Granato responded to Grimm, saying he would choose the latter option.
“I am formally sending you my denial of any and all charges levied against me by Clayton Walton. I formally request a University hearing to review these charges,” he said.
Granato said he decided to take action and began to organize a petition, which has about 300 signatures and a “call-in day” to Grimm’s office yesterday.
Granato said he requested the hearings be held in public, but the request was denied because Walton refused, and both parties must agree.
Granato believes the University has not only done nothing, but also never intended to do anything.
“I think most of it is a farce,” he said, in reference to the first meetings with Massenburg and Grimm. “Massenburg only met with me because of pressure from student leaders.”
He described himself as being blindsided by the conduct violations, claiming that he is a victim of University scare tactics.
“This was an October incident, so why is the hearing a week before graduation?” he said.

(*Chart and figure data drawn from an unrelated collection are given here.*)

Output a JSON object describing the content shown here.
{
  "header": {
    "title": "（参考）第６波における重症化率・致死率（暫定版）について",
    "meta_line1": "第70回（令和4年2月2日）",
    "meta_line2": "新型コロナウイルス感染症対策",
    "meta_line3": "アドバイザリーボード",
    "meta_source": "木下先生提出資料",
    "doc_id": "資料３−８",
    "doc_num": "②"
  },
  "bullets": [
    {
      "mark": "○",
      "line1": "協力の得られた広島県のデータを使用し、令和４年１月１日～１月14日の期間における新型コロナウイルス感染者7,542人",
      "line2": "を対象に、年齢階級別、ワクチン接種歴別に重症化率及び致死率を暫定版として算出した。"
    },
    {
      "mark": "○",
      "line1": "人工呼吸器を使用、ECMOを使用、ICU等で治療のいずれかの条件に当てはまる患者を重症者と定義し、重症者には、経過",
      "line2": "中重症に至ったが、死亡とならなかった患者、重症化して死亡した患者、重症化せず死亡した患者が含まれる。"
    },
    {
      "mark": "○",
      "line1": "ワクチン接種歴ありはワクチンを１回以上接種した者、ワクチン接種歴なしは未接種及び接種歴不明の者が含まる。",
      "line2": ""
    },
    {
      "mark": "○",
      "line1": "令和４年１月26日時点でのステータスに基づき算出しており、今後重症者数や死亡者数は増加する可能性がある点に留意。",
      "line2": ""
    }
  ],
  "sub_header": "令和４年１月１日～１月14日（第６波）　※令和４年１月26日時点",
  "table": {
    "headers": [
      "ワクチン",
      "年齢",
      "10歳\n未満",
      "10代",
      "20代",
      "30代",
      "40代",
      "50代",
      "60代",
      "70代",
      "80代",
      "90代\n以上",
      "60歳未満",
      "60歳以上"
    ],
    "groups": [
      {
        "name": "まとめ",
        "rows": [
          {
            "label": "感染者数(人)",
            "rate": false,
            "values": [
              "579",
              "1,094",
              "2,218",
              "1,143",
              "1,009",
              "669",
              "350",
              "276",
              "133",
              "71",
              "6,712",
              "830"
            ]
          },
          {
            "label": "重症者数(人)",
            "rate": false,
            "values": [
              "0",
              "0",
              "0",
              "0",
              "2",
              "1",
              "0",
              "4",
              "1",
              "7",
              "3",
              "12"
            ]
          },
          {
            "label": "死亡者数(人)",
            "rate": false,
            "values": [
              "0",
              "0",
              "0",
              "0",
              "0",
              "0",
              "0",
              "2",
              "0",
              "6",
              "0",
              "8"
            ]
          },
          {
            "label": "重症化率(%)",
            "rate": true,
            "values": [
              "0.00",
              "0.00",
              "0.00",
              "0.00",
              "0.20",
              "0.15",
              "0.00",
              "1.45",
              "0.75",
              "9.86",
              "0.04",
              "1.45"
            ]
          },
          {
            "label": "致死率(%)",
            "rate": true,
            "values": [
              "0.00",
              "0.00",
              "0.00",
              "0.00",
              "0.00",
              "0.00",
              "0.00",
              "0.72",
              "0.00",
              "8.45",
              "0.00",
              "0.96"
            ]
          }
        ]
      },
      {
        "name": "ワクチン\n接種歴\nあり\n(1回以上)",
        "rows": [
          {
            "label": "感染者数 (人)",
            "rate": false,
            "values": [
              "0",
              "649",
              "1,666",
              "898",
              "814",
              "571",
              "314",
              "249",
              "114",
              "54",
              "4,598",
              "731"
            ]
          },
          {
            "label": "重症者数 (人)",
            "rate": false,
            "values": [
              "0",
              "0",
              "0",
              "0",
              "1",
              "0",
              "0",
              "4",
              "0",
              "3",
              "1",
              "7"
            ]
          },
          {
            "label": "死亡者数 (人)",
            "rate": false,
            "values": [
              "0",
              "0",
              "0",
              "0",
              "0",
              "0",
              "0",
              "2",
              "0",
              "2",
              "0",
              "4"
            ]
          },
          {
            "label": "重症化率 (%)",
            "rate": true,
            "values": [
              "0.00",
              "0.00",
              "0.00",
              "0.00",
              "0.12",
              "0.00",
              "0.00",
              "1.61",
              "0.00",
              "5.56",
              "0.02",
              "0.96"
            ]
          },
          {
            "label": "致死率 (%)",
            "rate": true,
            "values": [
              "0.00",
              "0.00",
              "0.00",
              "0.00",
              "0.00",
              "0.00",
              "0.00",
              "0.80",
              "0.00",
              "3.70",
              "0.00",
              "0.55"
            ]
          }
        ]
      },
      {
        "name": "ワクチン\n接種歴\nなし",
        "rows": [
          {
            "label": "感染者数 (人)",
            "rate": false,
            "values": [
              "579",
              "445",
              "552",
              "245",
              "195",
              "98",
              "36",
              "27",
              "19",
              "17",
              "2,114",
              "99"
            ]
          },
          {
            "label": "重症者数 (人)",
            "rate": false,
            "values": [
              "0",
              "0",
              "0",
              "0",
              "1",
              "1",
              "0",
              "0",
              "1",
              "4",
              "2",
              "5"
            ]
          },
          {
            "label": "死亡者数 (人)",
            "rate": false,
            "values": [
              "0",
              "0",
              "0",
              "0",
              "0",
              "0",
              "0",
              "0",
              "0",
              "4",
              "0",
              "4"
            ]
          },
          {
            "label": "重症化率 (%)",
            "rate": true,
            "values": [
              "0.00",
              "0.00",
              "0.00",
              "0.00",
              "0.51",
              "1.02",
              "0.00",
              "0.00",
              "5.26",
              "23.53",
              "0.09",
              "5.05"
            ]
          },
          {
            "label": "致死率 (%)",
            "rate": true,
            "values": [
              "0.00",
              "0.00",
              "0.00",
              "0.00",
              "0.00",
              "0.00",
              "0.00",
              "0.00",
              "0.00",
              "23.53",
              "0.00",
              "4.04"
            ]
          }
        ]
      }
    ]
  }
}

John Connelly, the Rutgers University Student Assembly vice president, agreed that Granato was being victimized and said he would testify as a character witness for Granato.
“[Granato] has spent the entire time I’ve known him and his entire academic career standing up for students,” said Connelly, a School of Arts and Sciences junior.
Connelly said the University was punishing Granato for doing his job.
“A student who wanted to know what was going on with fees went to an administrator and is being punished for being a student leader,” he said.
Rutgers-Newark’s spokesperson declined to comment on the ongoing investigation.
Granato said that he still has not received documentation or information regarding the misappropriated funds.